Pharming of the Netherlands has reported encouraging data from a Phase II/III of its candidate drug for hereditary angioedema, a debilitating genetic disease that affects around 10,000 patients in the USA and Europe.
Pharming said that its product, a recombinant human C1 inhibitor (rhC1INH), was able to relieve the symptoms of HAE rapidly – generally between fifteen minutes to two hours after treatment. Patients typically reported minimal symptoms within twelve hours of dosing.
HAE is characterized by acute attacks of painful swelling of soft tissues (oedema), including regions of the skin, the intestine, and the mouth and throat. If the soft tissue of the throat is involved, an attack of angioedema can be fatal.

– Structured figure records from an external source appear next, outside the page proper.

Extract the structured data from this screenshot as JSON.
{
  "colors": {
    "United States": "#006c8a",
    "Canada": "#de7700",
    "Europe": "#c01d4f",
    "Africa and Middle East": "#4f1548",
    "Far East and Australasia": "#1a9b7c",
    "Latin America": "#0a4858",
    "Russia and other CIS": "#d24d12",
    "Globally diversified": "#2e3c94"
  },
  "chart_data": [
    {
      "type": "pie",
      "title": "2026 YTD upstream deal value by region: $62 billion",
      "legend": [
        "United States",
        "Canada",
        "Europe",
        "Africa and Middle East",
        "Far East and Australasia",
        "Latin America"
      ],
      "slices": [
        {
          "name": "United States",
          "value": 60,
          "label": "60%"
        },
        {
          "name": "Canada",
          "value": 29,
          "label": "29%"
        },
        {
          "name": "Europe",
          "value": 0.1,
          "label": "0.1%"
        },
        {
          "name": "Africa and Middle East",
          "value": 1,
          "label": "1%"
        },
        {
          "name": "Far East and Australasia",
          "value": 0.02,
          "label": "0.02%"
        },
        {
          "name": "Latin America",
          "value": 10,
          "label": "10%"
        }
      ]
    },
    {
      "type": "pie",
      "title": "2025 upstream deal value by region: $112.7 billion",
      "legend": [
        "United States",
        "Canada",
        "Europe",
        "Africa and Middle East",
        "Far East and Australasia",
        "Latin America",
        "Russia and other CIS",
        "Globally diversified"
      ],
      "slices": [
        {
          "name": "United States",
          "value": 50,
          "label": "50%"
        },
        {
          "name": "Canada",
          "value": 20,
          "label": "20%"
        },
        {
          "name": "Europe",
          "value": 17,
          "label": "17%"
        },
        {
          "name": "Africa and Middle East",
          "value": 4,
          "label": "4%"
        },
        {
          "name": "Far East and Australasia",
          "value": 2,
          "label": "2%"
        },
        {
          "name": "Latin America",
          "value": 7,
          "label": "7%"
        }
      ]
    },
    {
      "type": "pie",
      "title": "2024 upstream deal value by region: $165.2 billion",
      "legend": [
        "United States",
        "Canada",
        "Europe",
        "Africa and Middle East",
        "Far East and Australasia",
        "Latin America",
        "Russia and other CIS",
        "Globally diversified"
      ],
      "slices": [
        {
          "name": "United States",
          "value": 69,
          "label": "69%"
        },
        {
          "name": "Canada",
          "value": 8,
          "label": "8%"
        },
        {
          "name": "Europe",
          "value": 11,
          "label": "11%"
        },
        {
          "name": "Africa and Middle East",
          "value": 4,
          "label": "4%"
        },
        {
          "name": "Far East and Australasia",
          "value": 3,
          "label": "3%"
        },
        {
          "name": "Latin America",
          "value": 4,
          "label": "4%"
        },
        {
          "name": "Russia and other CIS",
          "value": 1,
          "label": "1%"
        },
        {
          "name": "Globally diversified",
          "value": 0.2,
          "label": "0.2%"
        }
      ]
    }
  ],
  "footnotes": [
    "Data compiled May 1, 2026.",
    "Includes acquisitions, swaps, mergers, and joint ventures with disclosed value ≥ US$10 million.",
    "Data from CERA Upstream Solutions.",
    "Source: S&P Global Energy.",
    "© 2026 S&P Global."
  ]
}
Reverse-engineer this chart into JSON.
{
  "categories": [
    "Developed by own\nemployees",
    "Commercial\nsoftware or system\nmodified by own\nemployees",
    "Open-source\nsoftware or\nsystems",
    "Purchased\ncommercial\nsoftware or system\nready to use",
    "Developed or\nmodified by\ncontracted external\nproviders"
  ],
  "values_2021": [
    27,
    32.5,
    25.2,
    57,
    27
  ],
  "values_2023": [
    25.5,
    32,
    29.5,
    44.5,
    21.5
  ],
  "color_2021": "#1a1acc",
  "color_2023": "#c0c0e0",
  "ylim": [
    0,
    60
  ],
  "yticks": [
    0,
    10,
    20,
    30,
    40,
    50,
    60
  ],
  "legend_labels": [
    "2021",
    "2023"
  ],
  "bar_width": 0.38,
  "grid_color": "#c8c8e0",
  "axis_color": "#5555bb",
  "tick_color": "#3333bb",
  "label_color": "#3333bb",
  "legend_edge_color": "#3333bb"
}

None of the patients treated with rhC1INH showed any related serious adverse events, allergic reactions or antibody responses to study medication, nor did any patient experience a relapse of the initial HAE attack. rhC1NH is Pharming’s lead pharmaceutical development programme.
Other companies developing treatments for HAE include Germany’s Jerini, whose icatibant is in Phase III testing and was recently licensed to Kos Pharmaceuticals in the USA, as well as Lev Pharmaceuticals’ C1-esterase inhibitor C1-INH (in Phase III) and Dyax Corp’s DX-88 (in Phase II).